And Esau said to Jacob, “Please feed me with that same red stew, for I am weary.” Therefore his name was called Edom. But Jacob said, “Sell me your birthright as of this day.” And Esau said, “Look, I am about to die; so what is this birthright to me?” (Genesis 25:30-32)
Consider how Esau viewed the birthright given to him — “What good is it seeing that I will die if I don’t eat, right now!” Thus we should consider that “Edom” represents those who are shortsighted when it comes to things eternal and who desire to satisfy their every whim and fleshly desire. Perhaps this is why the Creator rejected Esau; because Esau first rejected Him in that he saw no value in the sacred covenant made between God and his grandfather. Esau gave in to his physical lusts that, once satisfied, would return again. The birthright, however, would not return to him.
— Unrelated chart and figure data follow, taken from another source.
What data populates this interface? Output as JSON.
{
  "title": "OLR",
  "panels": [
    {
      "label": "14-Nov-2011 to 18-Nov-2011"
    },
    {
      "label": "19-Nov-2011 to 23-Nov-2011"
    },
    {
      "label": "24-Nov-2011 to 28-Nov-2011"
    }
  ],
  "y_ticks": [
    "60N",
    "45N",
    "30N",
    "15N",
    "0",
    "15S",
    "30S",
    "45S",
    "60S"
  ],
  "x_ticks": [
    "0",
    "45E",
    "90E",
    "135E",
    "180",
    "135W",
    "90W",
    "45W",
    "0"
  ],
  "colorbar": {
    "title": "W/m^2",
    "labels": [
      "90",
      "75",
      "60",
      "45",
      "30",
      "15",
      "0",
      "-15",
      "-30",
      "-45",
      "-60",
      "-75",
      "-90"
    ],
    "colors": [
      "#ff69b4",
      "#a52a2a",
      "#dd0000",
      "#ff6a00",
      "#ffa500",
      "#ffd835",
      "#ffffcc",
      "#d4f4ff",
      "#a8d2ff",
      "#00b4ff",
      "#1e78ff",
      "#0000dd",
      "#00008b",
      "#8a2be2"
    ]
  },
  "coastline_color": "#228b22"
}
Now consider how we view things. Are we like Jacob, who understood the important and eternal value of the birthright or are willing to exchange something holy for something as common as a bowl of soup? Do we put a premium on the temporal things this world has to offer or are our treasures elsewhere? According to the Messiah, the things we value the most reveals what’s in our heart:
“Do not lay up for yourselves treasures on earth, where moth and rust destroy and where thieves break in and steal; but lay up for yourselves treasures in heaven, where neither moth nor rust destroys and where thieves do not break in and steal. For where your treasure is, there your heart will be also.” (Matthew 6:19-21)
As God’s people we must be able to look beyond the needs and desires of the carnal man and focus on what’s really important. For “the joy that was set before Him,” Messiah endured the cross because He understood the eternal ramifications of his choice. Likewise, we must be willing to deny our selves and choose life.